Cyril Cotonat : «Les petites communes plus exposées» aux cyber-attaques

L’Association des maires ruraux de France fait tout un travail d’information auprès des maires et présidents d’intercommunalités, car les petites communes, souvent dépourvues de services informatiques, peuvent constituer des proies faciles. Propos recueillis par Dominique LATIER

Cyril Cotonat, membre du conseil d’administration de l’Association des maires ruraux de France, il est président de l’association dans le Gers, et maire de Ladevèze-Rivière. Il suit particulièrement, au sein de l’AMRF, les questions liées au numérique dans les zones rurales.

— Existe-t-il une spécificité pour les collectivités rurales en matière de cybersécurité ?

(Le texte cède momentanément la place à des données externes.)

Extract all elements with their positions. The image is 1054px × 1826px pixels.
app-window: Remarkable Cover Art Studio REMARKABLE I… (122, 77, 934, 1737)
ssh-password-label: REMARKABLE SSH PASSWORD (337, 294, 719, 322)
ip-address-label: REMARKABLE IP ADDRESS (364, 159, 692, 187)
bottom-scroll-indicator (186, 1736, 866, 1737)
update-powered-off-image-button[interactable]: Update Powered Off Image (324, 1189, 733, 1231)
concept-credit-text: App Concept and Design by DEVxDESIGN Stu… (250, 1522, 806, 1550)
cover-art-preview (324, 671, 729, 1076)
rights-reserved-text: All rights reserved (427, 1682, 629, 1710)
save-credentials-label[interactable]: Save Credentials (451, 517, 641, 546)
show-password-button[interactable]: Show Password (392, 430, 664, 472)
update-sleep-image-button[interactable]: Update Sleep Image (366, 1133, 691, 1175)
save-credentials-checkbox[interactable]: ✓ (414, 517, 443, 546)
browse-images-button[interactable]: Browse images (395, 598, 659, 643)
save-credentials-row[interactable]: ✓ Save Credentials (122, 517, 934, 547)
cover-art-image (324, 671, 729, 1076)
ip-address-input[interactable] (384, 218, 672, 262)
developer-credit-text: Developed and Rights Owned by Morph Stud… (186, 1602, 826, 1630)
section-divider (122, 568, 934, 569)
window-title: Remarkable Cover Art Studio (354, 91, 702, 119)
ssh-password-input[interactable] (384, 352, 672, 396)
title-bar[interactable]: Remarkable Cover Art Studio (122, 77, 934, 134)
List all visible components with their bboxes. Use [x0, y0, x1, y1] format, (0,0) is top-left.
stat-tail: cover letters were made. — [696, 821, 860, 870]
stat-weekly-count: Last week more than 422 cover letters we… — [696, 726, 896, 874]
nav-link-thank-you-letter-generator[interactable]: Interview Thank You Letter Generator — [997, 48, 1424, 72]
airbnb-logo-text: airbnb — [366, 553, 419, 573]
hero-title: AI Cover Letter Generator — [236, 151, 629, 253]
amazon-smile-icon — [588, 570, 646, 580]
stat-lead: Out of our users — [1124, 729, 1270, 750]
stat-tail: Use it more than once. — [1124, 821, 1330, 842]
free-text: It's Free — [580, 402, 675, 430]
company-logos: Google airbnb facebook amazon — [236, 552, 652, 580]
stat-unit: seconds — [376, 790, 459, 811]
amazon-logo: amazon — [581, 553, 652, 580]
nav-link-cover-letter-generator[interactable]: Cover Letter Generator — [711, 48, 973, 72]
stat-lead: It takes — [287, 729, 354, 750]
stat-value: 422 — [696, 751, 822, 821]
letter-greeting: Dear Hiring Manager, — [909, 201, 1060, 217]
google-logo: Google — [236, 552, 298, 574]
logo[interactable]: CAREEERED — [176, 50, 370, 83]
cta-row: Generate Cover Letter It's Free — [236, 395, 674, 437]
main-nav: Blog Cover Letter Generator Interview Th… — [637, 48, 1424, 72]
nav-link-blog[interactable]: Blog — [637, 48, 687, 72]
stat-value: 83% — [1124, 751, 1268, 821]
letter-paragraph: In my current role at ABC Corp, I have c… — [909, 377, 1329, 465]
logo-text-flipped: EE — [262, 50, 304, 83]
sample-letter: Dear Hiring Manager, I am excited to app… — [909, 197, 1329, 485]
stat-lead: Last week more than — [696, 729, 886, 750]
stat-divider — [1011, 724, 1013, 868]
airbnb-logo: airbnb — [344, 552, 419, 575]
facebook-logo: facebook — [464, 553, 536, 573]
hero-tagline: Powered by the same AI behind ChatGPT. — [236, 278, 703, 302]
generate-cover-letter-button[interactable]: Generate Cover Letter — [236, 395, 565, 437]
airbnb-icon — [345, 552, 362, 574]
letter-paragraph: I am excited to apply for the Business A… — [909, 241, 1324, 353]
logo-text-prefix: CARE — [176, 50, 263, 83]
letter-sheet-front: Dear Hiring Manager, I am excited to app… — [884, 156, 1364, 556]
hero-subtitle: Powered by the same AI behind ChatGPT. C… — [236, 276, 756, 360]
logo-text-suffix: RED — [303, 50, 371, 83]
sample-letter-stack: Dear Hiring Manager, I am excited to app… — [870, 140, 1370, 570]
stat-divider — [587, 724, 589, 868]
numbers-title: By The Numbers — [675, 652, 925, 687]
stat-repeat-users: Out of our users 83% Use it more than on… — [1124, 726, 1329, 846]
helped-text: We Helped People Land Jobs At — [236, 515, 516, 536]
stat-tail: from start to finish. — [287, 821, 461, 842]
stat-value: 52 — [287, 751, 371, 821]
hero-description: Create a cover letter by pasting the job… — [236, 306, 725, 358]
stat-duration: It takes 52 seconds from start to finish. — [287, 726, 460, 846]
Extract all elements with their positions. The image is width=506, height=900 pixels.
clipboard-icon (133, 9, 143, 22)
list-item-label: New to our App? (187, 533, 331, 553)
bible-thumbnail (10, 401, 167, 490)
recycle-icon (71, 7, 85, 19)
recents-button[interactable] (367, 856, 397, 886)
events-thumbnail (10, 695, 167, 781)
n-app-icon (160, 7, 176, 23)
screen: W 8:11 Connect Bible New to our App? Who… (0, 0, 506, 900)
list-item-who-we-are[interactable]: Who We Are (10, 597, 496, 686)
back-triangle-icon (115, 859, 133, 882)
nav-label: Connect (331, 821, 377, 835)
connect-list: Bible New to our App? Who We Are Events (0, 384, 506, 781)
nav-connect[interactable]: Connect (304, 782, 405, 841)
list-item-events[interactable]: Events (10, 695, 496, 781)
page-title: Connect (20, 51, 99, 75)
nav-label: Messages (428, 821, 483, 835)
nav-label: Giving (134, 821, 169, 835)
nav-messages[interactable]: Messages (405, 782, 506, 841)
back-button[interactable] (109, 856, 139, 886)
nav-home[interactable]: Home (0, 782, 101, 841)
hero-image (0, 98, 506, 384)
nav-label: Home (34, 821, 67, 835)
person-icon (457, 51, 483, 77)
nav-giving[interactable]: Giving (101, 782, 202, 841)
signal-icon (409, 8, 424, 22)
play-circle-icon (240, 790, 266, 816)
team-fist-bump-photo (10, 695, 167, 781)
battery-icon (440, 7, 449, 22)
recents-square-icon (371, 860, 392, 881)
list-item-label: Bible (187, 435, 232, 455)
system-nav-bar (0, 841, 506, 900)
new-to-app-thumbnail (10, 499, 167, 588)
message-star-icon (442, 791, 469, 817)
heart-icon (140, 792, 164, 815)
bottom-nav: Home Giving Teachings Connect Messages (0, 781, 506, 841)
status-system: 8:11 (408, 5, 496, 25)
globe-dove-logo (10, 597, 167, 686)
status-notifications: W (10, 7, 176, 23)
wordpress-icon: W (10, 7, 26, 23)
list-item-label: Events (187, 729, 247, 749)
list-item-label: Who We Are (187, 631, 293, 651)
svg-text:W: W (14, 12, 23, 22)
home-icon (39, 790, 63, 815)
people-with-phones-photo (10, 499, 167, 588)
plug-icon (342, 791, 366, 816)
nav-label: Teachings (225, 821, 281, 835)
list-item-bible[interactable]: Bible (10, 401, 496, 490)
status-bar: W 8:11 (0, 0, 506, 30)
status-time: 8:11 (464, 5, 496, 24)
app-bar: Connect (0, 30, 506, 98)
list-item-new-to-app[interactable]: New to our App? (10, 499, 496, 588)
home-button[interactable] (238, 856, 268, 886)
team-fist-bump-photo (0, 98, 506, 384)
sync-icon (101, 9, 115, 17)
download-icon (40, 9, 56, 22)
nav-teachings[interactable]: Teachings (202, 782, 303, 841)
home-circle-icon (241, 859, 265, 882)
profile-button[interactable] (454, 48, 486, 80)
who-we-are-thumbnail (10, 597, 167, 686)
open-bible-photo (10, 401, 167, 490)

Cyril Cotonat : Les communes rurales et leurs EPCI sont des cibles potentielles comme les autres. Leur problématique est qu’elles n’ont pas de service informatique. Elles sont donc plus exposées. Pour autant, elles sont de plus en plus sensibilisées à ce problème. L’Association des maires ruraux de France fait tout un travail d’information auprès des maires et présidents d’intercommunalités, en liaison avec l’ANSSI et le site cybermalveillance.gouv.fr, avec, par exemple, l’organisation de webinaires sur les bonnes pratiques. Nous travaillons également avec les services des préfectures et avec l’Association des maires de France pour vraiment sensibiliser les collègues élus et les secrétaires de mairie aux problématiques des cyberattaques et aux diverses malveillances dont elles pourraient être la cible.

— Les EPCI sont-ils un recours ou une ressource pour les petites communes ?

CC : Bien souvent, ils connaissent les mêmes difficultés. Pour la plupart, ils sous-traitent leur système d’information chez des prestataires privés car ils n’ont pas forcément les compétences en interne. Pour autant, en travaillant ensemble à l’échelle d’un département, on peut mutualiser des moyens et mettre en place des outils de protection et de sauvegarde des systèmes informatiques des communes.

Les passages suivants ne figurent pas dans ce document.